Among the limitations of this study is that the sample was not exactly representative of the Spanish population since the recruitment was based on partners of patients who were attending a general neurology outpatient clinic in a specific city in southern Spain and were aged 50 and over. However, this recruitment strategy ensured the inclusion of a diverse range of individuals in terms of educational backgrounds, all within the age group at risk for AD. While participants with a history of severe psychiatric conditions were excluded, another limitation of this normative study was that a depression scale with a defined cutoff to detect and exclude individuals with suspected moderate or severe depression was not included among the selection procedures.

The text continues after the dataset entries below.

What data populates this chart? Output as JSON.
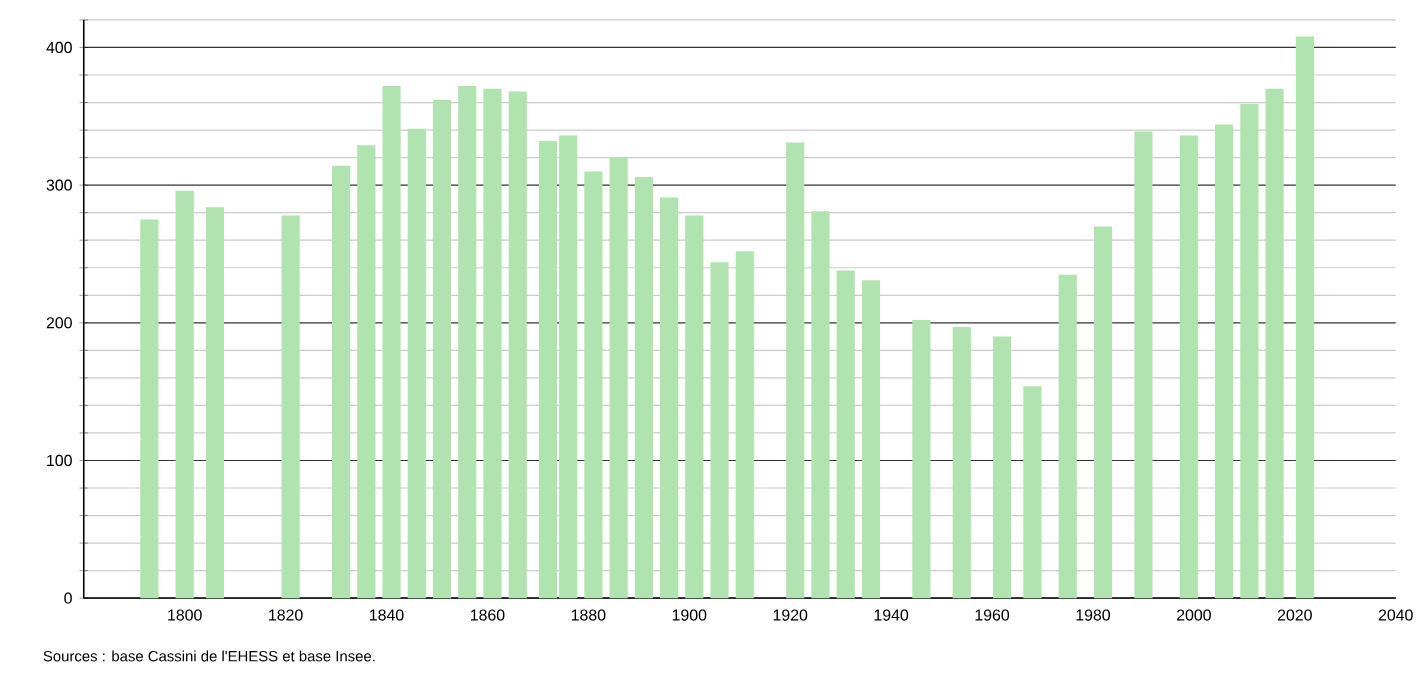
{
  "chart_data": {
    "type": "bar",
    "color": "#b0e3b0",
    "x": [
      1793,
      1800,
      1806,
      1821,
      1831,
      1836,
      1841,
      1846,
      1851,
      1856,
      1861,
      1866,
      1872,
      1876,
      1881,
      1886,
      1891,
      1896,
      1901,
      1906,
      1911,
      1921,
      1926,
      1931,
      1936,
      1946,
      1954,
      1962,
      1968,
      1975,
      1982,
      1990,
      1999,
      2006,
      2011,
      2016,
      2022
    ],
    "values": [
      275,
      296,
      284,
      278,
      314,
      329,
      372,
      341,
      362,
      372,
      370,
      368,
      332,
      336,
      310,
      320,
      306,
      291,
      278,
      244,
      252,
      331,
      281,
      238,
      231,
      202,
      197,
      190,
      154,
      235,
      270,
      339,
      336,
      344,
      359,
      370,
      408
    ],
    "xlim": [
      1780,
      2040
    ],
    "xticks": [
      1800,
      1820,
      1840,
      1860,
      1880,
      1900,
      1920,
      1940,
      1960,
      1980,
      2000,
      2020,
      2040
    ],
    "ylim": [
      0,
      420
    ],
    "yticks": [
      0,
      {
        "value": 20,
        "label": null
      },
      {
        "value": 40,
        "label": null
      },
      {
        "value": 60,
        "label": null
      },
      {
        "value": 80,
        "label": null
      },
      100,
      {
        "value": 120,
        "label": null
      },
      {
        "value": 140,
        "label": null
      },
      {
        "value": 160,
        "label": null
      },
      {
        "value": 180,
        "label": null
      },
      200,
      {
        "value": 220,
        "label": null
      },
      {
        "value": 240,
        "label": null
      },
      {
        "value": 260,
        "label": null
      },
      {
        "value": 280,
        "label": null
      },
      300,
      {
        "value": 320,
        "label": null
      },
      {
        "value": 340,
        "label": null
      },
      {
        "value": 360,
        "label": null
      },
      {
        "value": 380,
        "label": null
      },
      400,
      {
        "value": 420,
        "label": null
      }
    ],
    "grid": "y",
    "annotations": [
      "Sources : base Cassini de l'EHESS et base Insee."
    ]
  }
}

An important question to address is where the “Triana Test” fits within the broad spectrum of memory tests. The “Triana Test” is a story recall test, similar to the Weschler Memory Scale Logical Memory Test or the Story Recall Test [22, 23]. According to a meta-analysis, story recall tests have a lower diagnostic utility in discriminating between patients with aMCI and HCs compared to tests that evaluate cueing efficiency, such as the Free and Cued Selective Reminding Test, or “binding”, as the Memory Binding Test [37, 43, 44]. However, story recall tests offer certain advantages. They closely mimic real-life memory demands encountered in everyday conversations or media interactions, making them valuable additions to neuropsychological batteries for optimizing memory domain evaluation [37]. Additionally, in situations where visual impairment may limit the use of visual memory tests, audio-verbal tests become more feasible. In such cases, and according to previous results [21, 45], the recall of a story with emotional material could be more useful in diagnosing memory impairment than the recall of a story with relatively neutral material. However, a direct comparison is yet to be conducted to fully elucidate their respective merits and limitations.

In conclusion, this study provides valuable norms for implementing the “Triana Test” in clinical settings to diagnose memory impairment. The total scores on the test are influenced by both age and educational background. Importantly, the test is applicable and feasible for individuals with lower levels of education. Moving forward, the next steps in the development of the “Triana Test” will involve validating it using AD biomarkers and conducting direct comparisons with other story recall tests to further evaluate its diagnostic utility and potential benefits.

ACKNOWLEDGMENTS

We are thankful to all participants involved in this research.

FUNDING

The authors have no funding to report.

CONFLICT OF INTEREST

Silvia Rodrigo-Herrero and Emilio Franco-Macías are the authors of the “Triana Test”.

DATA AVAILABILITY

Data derived from this research are available and may be shared.